Фальшивка (Борн) - страница 147

Один из самых плохих вечеров у них с Гретой был всего-то три недели назад. Смотрели телевизор, пили вино, бутылкам счет не вели. Уже довольно поздно начался детектив, не бог весть что, расследование убийства, в сюжете не было ничего, кроме неожиданных поворотов и находок, вопреки всем законам вероятности, а впрочем, и невероятности; он с самого начала хотел заговорить с Гретой и не мог, все время казалось, что вместо слов изо рта вылетят громадные пузыри, к тому же каждый раз, когда он готовился заговорить, момент из подходящего становился неподходящим – герои фильма произносили слова, которые поразительно точно подходили к его ситуации с Гретой. Хорошо помнил, как женщина в том фильме крикнула: «Сегодня же от тебя уйду!» – и он невольно бросил быстрый взгляд на Грету, но она, словно оцепенев, не сводила глаз с экрана. Когда фильм закончился, они быстро напились, уже не стараясь скрыть, для чего это нужно, допили едва начатую бутылку. Что было потом… Он помнил только, что пришел к ней, она, полураздетая, стояла у кровати, и он опустился на колени и обнял ее ноги. Нет избавления от твоей беды и напряженности. Грета не бросила его – это можно объяснить лишь тем, что она его презирает да еще, наверное, жалеет. Худо дело. Однажды она, разбив тарелку, подмела осколки с такой оскорбительной небрежностью, словно брезгует даже вещами, которые служат им обоим.

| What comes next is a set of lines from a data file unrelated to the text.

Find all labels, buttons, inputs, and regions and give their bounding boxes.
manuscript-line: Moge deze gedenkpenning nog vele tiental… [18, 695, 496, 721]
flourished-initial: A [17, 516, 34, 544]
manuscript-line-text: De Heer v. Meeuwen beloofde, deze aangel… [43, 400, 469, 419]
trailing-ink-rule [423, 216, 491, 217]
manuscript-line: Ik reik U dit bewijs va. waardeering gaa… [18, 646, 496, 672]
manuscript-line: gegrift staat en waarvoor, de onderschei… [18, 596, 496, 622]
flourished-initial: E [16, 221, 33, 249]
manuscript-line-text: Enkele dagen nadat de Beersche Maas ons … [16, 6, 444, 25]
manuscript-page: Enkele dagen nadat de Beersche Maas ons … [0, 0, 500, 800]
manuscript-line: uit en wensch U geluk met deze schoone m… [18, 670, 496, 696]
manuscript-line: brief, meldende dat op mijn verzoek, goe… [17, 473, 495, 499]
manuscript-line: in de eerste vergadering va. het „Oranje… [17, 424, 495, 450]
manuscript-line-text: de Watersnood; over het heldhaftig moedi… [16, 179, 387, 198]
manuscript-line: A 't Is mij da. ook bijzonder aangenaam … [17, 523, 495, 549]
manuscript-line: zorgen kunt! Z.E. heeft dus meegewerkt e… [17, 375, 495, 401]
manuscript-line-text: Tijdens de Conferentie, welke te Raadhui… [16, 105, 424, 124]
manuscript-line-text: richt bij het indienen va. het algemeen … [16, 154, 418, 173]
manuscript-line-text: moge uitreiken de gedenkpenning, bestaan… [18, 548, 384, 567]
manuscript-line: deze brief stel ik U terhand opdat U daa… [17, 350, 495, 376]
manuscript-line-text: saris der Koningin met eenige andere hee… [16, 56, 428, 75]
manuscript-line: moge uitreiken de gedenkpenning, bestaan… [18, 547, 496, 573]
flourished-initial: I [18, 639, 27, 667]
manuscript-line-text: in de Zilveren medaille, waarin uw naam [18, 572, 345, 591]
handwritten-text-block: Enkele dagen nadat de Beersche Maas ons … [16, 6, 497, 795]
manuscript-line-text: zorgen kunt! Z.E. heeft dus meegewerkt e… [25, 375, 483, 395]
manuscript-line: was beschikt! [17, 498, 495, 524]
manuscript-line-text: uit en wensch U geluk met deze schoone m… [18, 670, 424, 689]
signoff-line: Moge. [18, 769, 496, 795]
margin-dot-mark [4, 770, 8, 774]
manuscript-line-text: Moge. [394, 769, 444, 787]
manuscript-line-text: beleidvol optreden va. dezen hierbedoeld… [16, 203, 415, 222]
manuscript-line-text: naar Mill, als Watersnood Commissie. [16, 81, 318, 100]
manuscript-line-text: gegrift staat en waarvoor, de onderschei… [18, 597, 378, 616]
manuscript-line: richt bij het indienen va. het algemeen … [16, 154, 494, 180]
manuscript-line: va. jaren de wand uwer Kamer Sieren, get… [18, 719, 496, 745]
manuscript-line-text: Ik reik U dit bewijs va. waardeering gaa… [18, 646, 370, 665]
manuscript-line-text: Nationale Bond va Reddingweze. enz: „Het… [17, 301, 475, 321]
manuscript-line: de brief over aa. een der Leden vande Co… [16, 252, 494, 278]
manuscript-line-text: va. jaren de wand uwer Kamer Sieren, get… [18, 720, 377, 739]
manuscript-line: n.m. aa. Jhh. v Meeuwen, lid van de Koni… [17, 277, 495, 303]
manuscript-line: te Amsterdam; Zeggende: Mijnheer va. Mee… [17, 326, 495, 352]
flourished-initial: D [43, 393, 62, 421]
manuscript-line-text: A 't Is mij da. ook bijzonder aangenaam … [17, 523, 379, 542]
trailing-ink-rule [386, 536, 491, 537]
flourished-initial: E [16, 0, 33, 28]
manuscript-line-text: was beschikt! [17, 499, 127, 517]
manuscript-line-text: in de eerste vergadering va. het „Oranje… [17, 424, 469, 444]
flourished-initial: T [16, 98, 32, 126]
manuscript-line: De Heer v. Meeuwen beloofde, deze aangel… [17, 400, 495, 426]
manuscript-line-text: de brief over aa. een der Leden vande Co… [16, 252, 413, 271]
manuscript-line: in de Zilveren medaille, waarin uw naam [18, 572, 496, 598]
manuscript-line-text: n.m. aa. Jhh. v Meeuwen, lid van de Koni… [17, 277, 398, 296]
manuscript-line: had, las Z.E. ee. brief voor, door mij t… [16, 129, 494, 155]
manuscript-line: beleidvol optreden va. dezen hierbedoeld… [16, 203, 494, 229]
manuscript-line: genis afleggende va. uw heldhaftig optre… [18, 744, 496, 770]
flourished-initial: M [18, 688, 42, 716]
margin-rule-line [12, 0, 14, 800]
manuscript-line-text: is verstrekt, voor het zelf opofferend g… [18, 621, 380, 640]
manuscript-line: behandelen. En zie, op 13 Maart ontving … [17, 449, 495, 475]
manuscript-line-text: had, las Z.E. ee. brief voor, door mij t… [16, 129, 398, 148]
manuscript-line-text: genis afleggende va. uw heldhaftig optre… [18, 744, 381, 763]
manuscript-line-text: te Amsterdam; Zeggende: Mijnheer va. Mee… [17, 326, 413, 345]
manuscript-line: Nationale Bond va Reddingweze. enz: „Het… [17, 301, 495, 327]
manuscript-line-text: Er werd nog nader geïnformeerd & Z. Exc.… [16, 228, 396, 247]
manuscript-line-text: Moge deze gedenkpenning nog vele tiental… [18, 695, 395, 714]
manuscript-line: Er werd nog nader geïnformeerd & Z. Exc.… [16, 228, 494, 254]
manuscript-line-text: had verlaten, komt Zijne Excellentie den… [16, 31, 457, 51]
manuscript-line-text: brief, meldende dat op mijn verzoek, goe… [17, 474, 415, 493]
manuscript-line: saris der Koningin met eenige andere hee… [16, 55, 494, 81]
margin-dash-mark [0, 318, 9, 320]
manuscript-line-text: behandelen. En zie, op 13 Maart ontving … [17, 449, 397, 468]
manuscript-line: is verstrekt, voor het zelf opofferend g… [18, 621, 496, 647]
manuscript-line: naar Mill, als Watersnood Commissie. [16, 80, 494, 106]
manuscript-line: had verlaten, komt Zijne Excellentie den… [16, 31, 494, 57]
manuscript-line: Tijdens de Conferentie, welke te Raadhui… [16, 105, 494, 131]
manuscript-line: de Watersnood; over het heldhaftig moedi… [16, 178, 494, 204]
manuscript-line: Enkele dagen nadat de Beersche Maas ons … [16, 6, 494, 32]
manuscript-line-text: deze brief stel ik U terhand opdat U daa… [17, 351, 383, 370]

Когда он – редко – тянулся к Грете или задумчиво разглядывал тонкие шрамы на своих запястьях, или замечал, что дети – так неожиданно – смотрят на него оценивающим взглядом, или когда схватил за шишковатую голову сантехника Вольфа, то всякий раз знал: это вынесен приговор, начертан на нем самом знак; пророчество, явственно зримая мета, непреклонное мановение. Ты был и остался непостижимым существом, засевшим в засаде, готовящим западню для репортера-газетчика.

33

В здании издательства, его коридорах, с их скромностью, на самом деле – пышностью, в его мерно колышущемся воздухе вернулось, слава богу, чувство, что опять пошел в какой-то упряжке. Начало одиннадцатого, поздновато, но он все-таки заглянул в свой кабинет, нанес визит вежливости – именно так можно это назвать, подумал он. Не дольше чем требуется, чтобы неторопливым довольным взглядом обвести письменный стол и стеллажи с книгами. Дверь кабинета закрыл без всякого волнения, поднялся в лифте наверх. Здесь, в коридоре, его обгоняли коллеги, все куда-то спешили, здоровались с ним, будто подбадривая отстающего на дистанции, все тащили под мышкой большие блокноты, стандартные, размера машинописной страницы, и лишь теперь Лашен сообразил, что, наверное, будут говорить какие-то вещи, которые полезно записать для себя, он об этом и не подумал. Зато очень даже приятно, что он пришел с пустыми руками и что за длинным столом свободных мест уже нет – он сел в углу, словно гость, прибывший по особому приглашению. Некоторые коллеги кивнули с таким видом, будто благодаря его присутствию уже чувствуют себя среди избранных. Он вежливо кивнул в ответ, но так быстро, что на том всякое общение было закончено и никто уже не мог бы подсесть к нему. Он услышал обрывки того, что говорил «заведующий зарубежным отделом»: «В фокусе нашего внимания должны теперь находиться не…, а напротив…» Дверь еще несколько раз открывалась, и опоздавшие на цыпочках прокрадывались к незанятым стульям. Взбудораженные, словно прибежавшие после какой-то дикой драки, однако, несмотря на их отчаянные потуги не привлекать к себе внимания, все глаза устремлялись на них. Тому, кто хотел бы остаться незамеченным, пришлось бы ворваться с грохотом.